Le développement rapide des écoles privées de soutien scolaire en Suisse romande est alarmant et inquiétant. Il s’agit clairement d’un marché en marge de l’école publique, qui met en danger l’égalité des chances pour tous les élèves, en particulier ceux issus des classes populaires. Depuis une décennie, ces écoles privées se multiplient et de plus en plus, des noms tels que Alphalif, les Clefs du succès, Appuisa, IP Coaching ou encore Academia font partie du paysage éducatif en Suisse romande (RTS, https://www.rts.ch/info/suisse/6494380-boom-des-centres-prives-de-soutien-scolaire-en-suisse-romande.html).

Ces écoles privées de soutien scolaire ont des coûts élevés, les rendant inaccessibles pour les familles les plus modestes. Cela renforce les inégalités sociales et aggrave les écarts de performance entre les élèves des différents milieux socio-économiques. Les ménages qui n’ont pas les moyens financiers de payer ces écoles de soutien scolaire supplémentaires seront laissés pour compte et ne pourront pas bénéficier des mêmes avantages que les élèves issus de familles plus aisées.

Les études menées en Suisse romande révèlent l’existence d’inégalités scolaires entre les quartiers populaires et les quartiers riches, ainsi que des disparités entre les élèves issus de familles à revenu modeste et ceux issus de milieux plus aisés. Voici quelques chiffres alarmants qui illustrent cette situation :

Selon le rapport sur l’éducation en Suisse mené par le Centre suisse de coordination pour la recherche en éducation en 2018, le soutien pédagogique extrascolaire rémunéré permet d’expliquer en partie les écarts et les inégalités entre les élèves. Ce soutien, dans le secondaire I, intervient inégalement selon l’origine socio-économique des ménages : « En 2012, plus de 34% des jeunes ont indiqué avoir bénéficié d’un soutien extrascolaire rémunéré au cours de la 10e ou de la 11e année de scolarité (…). Ce soutien est régulier pour deux tiers de ces jeunes, généralement des enfants de familles aisées’’. Le rapport montre aussi que les personnes issues de l’immigration ont un taux de certifications du secondaire II plus bas que les jeunes de nationalité suisse. Les facteurs et les explications de cette différence sont multiples. Il y a évidemment les compétences individuelles, les préférences. La possibilité d’obtenir un soutien extrascolaire de qualité fait également partie de ces facteurs explicatifs de l’écart et cela pose la question de l’équité et l’accessibilité à l’éducation.

D’autres études vont dans le même sens que ce rapport.

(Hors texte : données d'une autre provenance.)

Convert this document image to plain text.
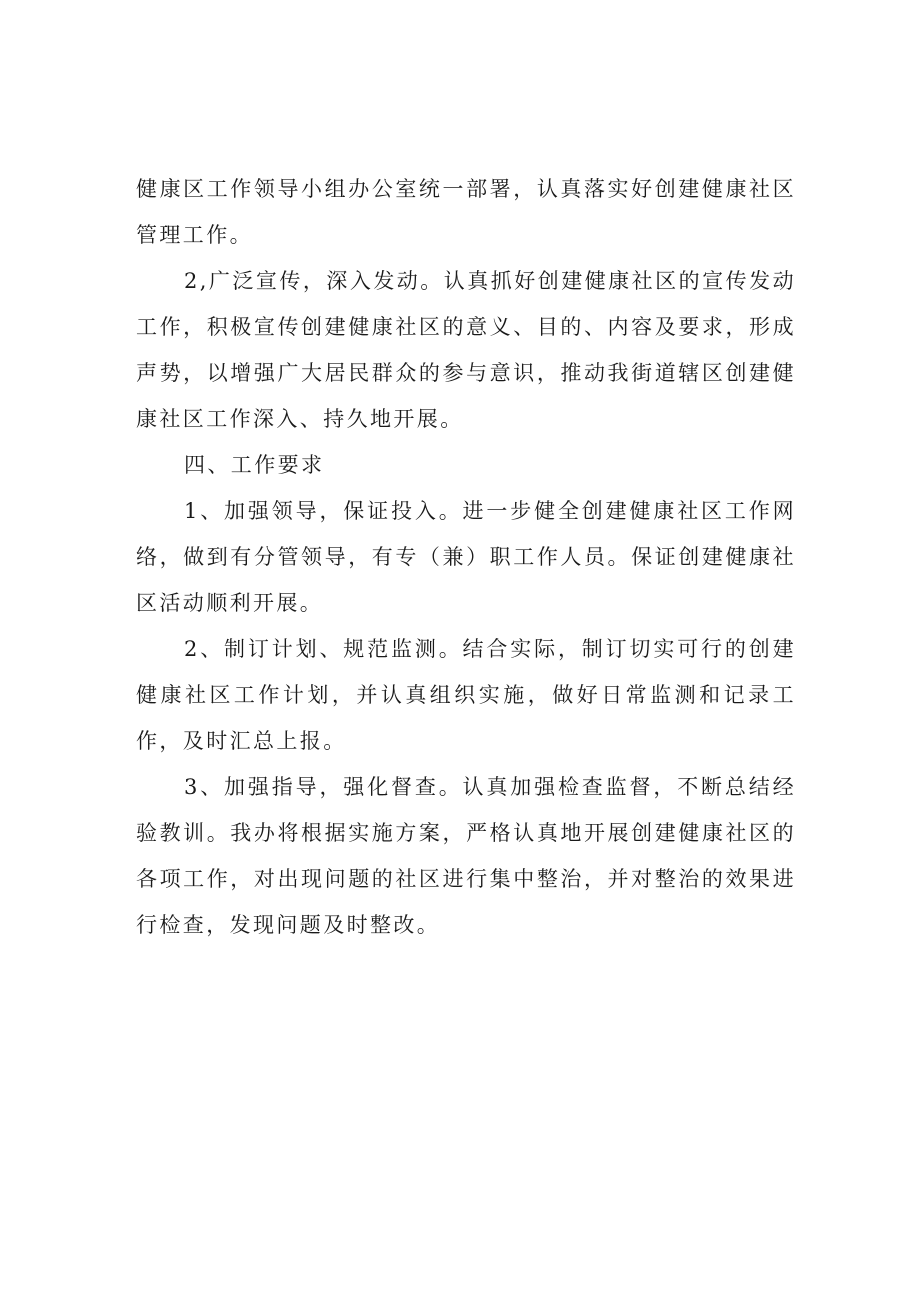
健康区工作领导小组办公室统一部署，认真落实好创建健康社区管理工作。

2,广泛宣传，深入发动。认真抓好创建健康社区的宣传发动工作，积极宣传创建健康社区的意义、目的、内容及要求，形成声势，以增强广大居民群众的参与意识，推动我街道辖区创建健康社区工作深入、持久地开展。

四、工作要求

1、加强领导，保证投入。进一步健全创建健康社区工作网络，做到有分管领导，有专（兼）职工作人员。保证创建健康社区活动顺利开展。

2、制订计划、规范监测。结合实际，制订切实可行的创建健康社区工作计划，并认真组织实施，做好日常监测和记录工作，及时汇总上报。

3、加强指导，强化督查。认真加强检查监督，不断总结经验教训。我办将根据实施方案，严格认真地开展创建健康社区的各项工作，对出现问题的社区进行集中整治，并对整治的效果进行检查，发现问题及时整改。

Selon une étude menée par l’Office fédéral de la statistique en 2018, le taux de réussite à la maturité est nettement inférieur chez les élèves issus de familles à revenu modeste (64%) que chez les élèves issus de familles plus aisées (89%).

Ces chiffres montrent que les inégalités scolaires sont bien présentes en Suisse romande et qu’elles ont des conséquences significatives sur la réussite scolaire et les perspectives des élèves issus de milieux populaires. Les études mettent en avant plusieurs facteurs. L’un de ces facteurs est les différences de ressources éducatives à disposition des élèves en fonction de leur milieu social, notamment l’appui scolaire. Les conclusions de ces différentes études appellent à des politiques éducatives et sociales visant à réduire ces disparités et à garantir un accès égal à l’éducation pour tous les élèves, notamment via la mise en place de nouvelles approches dans le domaine de l’appui scolaire.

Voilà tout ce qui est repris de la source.